So I'd start with Wikipedia: ~30GB uncompressed full article text. Break it into chunks; canonicalize phrasings to be more declarative, and include synonyms/hypernym/hyponym phrasings (via something like WordNet), so that various 'cluesy' ways of saying things still bring up the same candidate answers.
Because it's free and compact and well-structured, throw in Freebase, too.
Jeopardy goes back to certain topics/answers again and again. So I'd scrape the full 200K+ clue "J!Archive", and use it as both source and testing material (though of course not testing the system on rounds in its memory).
And I'd add special interpretation rules for commonly-recurring category types: X-letter words, before-and-after, quasi-multiple-choice, words-in-quotes.
I think such a system might get half or more of the questions in a typical round correct, and in a matter of seconds, even on a single machine.

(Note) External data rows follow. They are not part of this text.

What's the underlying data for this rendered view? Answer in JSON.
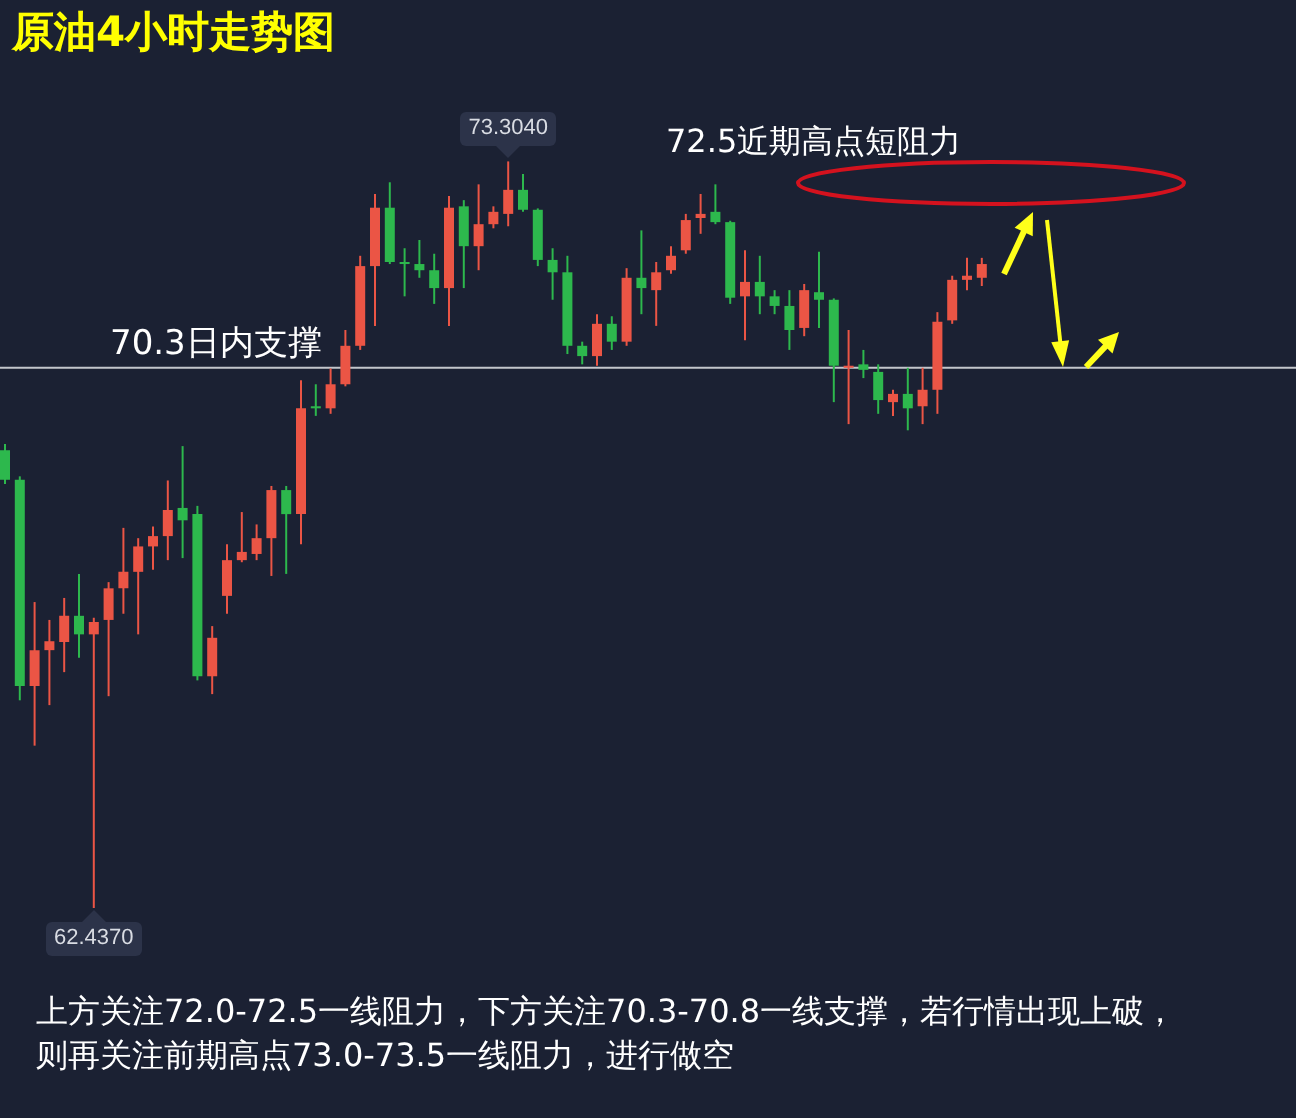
{
  "chart_data": {
    "type": "candlestick",
    "title": "原油4小时走势图",
    "categories": [
      null,
      null,
      null,
      null,
      null,
      null,
      null,
      null,
      null,
      null,
      null,
      null,
      null,
      null,
      null,
      null,
      null,
      null,
      null,
      null,
      null,
      null,
      null,
      null,
      null,
      null,
      null,
      null,
      null,
      null,
      null,
      null,
      null,
      null,
      null,
      null,
      null,
      null,
      null,
      null,
      null,
      null,
      null,
      null,
      null,
      null,
      null,
      null,
      null,
      null,
      null,
      null,
      null,
      null,
      null,
      null,
      null,
      null,
      null,
      null,
      null,
      null,
      null,
      null,
      null,
      null,
      null
    ],
    "ohlc": [
      [
        69.1,
        69.19,
        68.61,
        68.67
      ],
      [
        68.67,
        68.72,
        65.46,
        65.67
      ],
      [
        65.67,
        66.89,
        64.8,
        66.19
      ],
      [
        66.19,
        66.63,
        65.39,
        66.32
      ],
      [
        66.31,
        66.95,
        65.87,
        66.69
      ],
      [
        66.69,
        67.3,
        66.08,
        66.42
      ],
      [
        66.42,
        66.66,
        62.437,
        66.6
      ],
      [
        66.63,
        67.18,
        65.52,
        67.09
      ],
      [
        67.09,
        67.97,
        66.72,
        67.33
      ],
      [
        67.33,
        67.82,
        66.42,
        67.7
      ],
      [
        67.7,
        67.99,
        67.36,
        67.85
      ],
      [
        67.85,
        68.66,
        67.5,
        68.23
      ],
      [
        68.26,
        69.16,
        67.53,
        68.08
      ],
      [
        68.17,
        68.29,
        65.75,
        65.81
      ],
      [
        65.81,
        66.54,
        65.55,
        66.37
      ],
      [
        66.98,
        67.73,
        66.72,
        67.5
      ],
      [
        67.5,
        68.2,
        67.47,
        67.62
      ],
      [
        67.59,
        68.02,
        67.5,
        67.82
      ],
      [
        67.82,
        68.58,
        67.27,
        68.52
      ],
      [
        68.52,
        68.58,
        67.3,
        68.17
      ],
      [
        68.17,
        70.12,
        67.73,
        69.71
      ],
      [
        69.74,
        70.06,
        69.6,
        69.71
      ],
      [
        69.71,
        70.29,
        69.63,
        70.06
      ],
      [
        70.06,
        70.85,
        70.03,
        70.62
      ],
      [
        70.62,
        71.93,
        70.56,
        71.78
      ],
      [
        71.78,
        72.83,
        70.91,
        72.63
      ],
      [
        72.63,
        73.0,
        71.81,
        71.84
      ],
      [
        71.84,
        72.04,
        71.34,
        71.81
      ],
      [
        71.81,
        72.16,
        71.61,
        71.72
      ],
      [
        71.72,
        71.96,
        71.23,
        71.46
      ],
      [
        71.46,
        72.8,
        70.91,
        72.63
      ],
      [
        72.65,
        72.74,
        71.46,
        72.07
      ],
      [
        72.07,
        72.97,
        71.72,
        72.39
      ],
      [
        72.39,
        72.65,
        72.33,
        72.57
      ],
      [
        72.54,
        73.304,
        72.36,
        72.89
      ],
      [
        72.89,
        73.12,
        72.57,
        72.6
      ],
      [
        72.6,
        72.62,
        71.78,
        71.87
      ],
      [
        71.87,
        72.04,
        71.29,
        71.69
      ],
      [
        71.69,
        71.93,
        70.5,
        70.62
      ],
      [
        70.62,
        70.68,
        70.35,
        70.47
      ],
      [
        70.47,
        71.08,
        70.33,
        70.94
      ],
      [
        70.94,
        71.05,
        70.56,
        70.68
      ],
      [
        70.68,
        71.75,
        70.62,
        71.61
      ],
      [
        71.61,
        72.3,
        71.08,
        71.46
      ],
      [
        71.43,
        71.84,
        70.91,
        71.69
      ],
      [
        71.72,
        72.07,
        71.67,
        71.93
      ],
      [
        72.01,
        72.54,
        71.96,
        72.45
      ],
      [
        72.48,
        72.83,
        72.25,
        72.54
      ],
      [
        72.57,
        72.97,
        72.39,
        72.42
      ],
      [
        72.42,
        72.44,
        71.23,
        71.32
      ],
      [
        71.34,
        72.01,
        70.7,
        71.55
      ],
      [
        71.55,
        71.93,
        71.08,
        71.34
      ],
      [
        71.34,
        71.43,
        71.08,
        71.2
      ],
      [
        71.2,
        71.43,
        70.56,
        70.85
      ],
      [
        70.88,
        71.52,
        70.76,
        71.43
      ],
      [
        71.4,
        71.99,
        70.88,
        71.29
      ],
      [
        71.29,
        71.31,
        69.8,
        70.33
      ],
      [
        70.3,
        70.85,
        69.48,
        70.33
      ],
      [
        70.35,
        70.56,
        70.15,
        70.27
      ],
      [
        70.24,
        70.35,
        69.63,
        69.83
      ],
      [
        69.8,
        69.98,
        69.6,
        69.92
      ],
      [
        69.92,
        70.3,
        69.39,
        69.71
      ],
      [
        69.74,
        70.3,
        69.48,
        69.98
      ],
      [
        69.98,
        71.11,
        69.63,
        70.97
      ],
      [
        70.99,
        71.64,
        70.94,
        71.58
      ],
      [
        71.58,
        71.9,
        71.43,
        71.64
      ],
      [
        71.61,
        71.9,
        71.49,
        71.81
      ]
    ],
    "colors": [
      "#2db84d",
      "#2db84d",
      "#eb5545",
      "#eb5545",
      "#eb5545",
      "#2db84d",
      "#eb5545",
      "#eb5545",
      "#eb5545",
      "#eb5545",
      "#eb5545",
      "#eb5545",
      "#2db84d",
      "#2db84d",
      "#eb5545",
      "#eb5545",
      "#eb5545",
      "#eb5545",
      "#eb5545",
      "#2db84d",
      "#eb5545",
      "#2db84d",
      "#eb5545",
      "#eb5545",
      "#eb5545",
      "#eb5545",
      "#2db84d",
      "#2db84d",
      "#2db84d",
      "#2db84d",
      "#eb5545",
      "#2db84d",
      "#eb5545",
      "#eb5545",
      "#eb5545",
      "#2db84d",
      "#2db84d",
      "#2db84d",
      "#2db84d",
      "#2db84d",
      "#eb5545",
      "#2db84d",
      "#eb5545",
      "#2db84d",
      "#eb5545",
      "#eb5545",
      "#eb5545",
      "#eb5545",
      "#2db84d",
      "#2db84d",
      "#eb5545",
      "#2db84d",
      "#2db84d",
      "#2db84d",
      "#eb5545",
      "#2db84d",
      "#2db84d",
      "#eb5545",
      "#2db84d",
      "#2db84d",
      "#eb5545",
      "#2db84d",
      "#eb5545",
      "#eb5545",
      "#eb5545",
      "#eb5545",
      "#eb5545"
    ],
    "ref_lines": [
      {
        "axis": "y",
        "value": 70.3,
        "label": "70.3日内支撑",
        "color": "#c3c6cc"
      }
    ],
    "annotations": [
      {
        "text": "73.3040",
        "y": 73.304
      },
      {
        "text": "62.4370",
        "y": 62.437
      },
      "72.5近期高点短阻力",
      "上方关注72.0-72.5一线阻力，下方关注70.3-70.8一线支撑，若行情出现上破，",
      "则再关注前期高点73.0-73.5一线阻力，进行做空"
    ],
    "tick_labels": false
  }
}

Given that Jeopardy focuses a lot on literature, I'd also throw in gutenburg project books. And probably a newspaper archive going way back, like the NYT.
Beyond that, you want software/heuristics. You might find far more data helpful to initially create that software, but once it's created, the reference material to have at hand can come from a small set of sources.
Now Watson was tuned on Jeopardy questions. I'm sure the learning processes were adjusted in light of mistakes made on the Jeopardy corpus, but interpolation is far less big a deal than a full language model.
I've not heard that, and if true, it would have given Jennings and Rutter, both excellent crammers, a knowledge advantage.
Further, human contestants absolutely review the J!Archive before competing, so why wouldn't Watson?
We don't yet know for sure Jeopardy is only one subset of all the impressive things Watson can do. Notably, in the 'Ask Reddit' answers, the Watson team says: "At this point, all Watson can do is play Jeopardy and provide responses in the Jeopardy format."
So it seems like they're trying to claim the accolades for solving a bigger problem, when in fact they've only done well on a very constrained problem.
That may help explain the confusion.
- The first piece: http://www.slate.com/id/2284678/
- The follow-up, in which I answer reader questions: http://www.slate.com/id/2287705/
That makes me laugh. I'd guess that search optimization effort has a power law response here. 3 seconds is extraordinary, 1 minute is tricky, 10 minutes is possible after some solid effort, 3 days-heat death of universe is what you get without optimization.
Not saying you actually ignore it. It's built into those libraries they casually throw around. Just thought the wording was funny.
Edit 1: Here it is http://sourceforge.net/projects/starsim/
Edit 2: Just doubled checked, the Sourceforge repository has no code !! But I found it here http://examples.franz.com/category/Application/ParallelProgr...
@dhess Thanks a lot for that link. I just ordered a copy :)
I was kind of hoping that there would be a deeper dive into how the data was being stored and retrieved. I'm also interested in the Machine Learning side of it. They don't really give any hints at that as well.
You are right that UIMA isn't needed, but some kind of tool for importing unstructured or semi-structured data is required.
The race is on, whoever creates the first reasonably good question-answering machine for demonstration will get their names etched into the sands of time for the next ten thousand years. Get to it!
This industry has the chance to be bigger than Google and Microsoft combined. Every person on the Earth will demand one of these. Those who won't have one will be at a remarkable disadvantage. This is going to turn into a trillion dollar industry.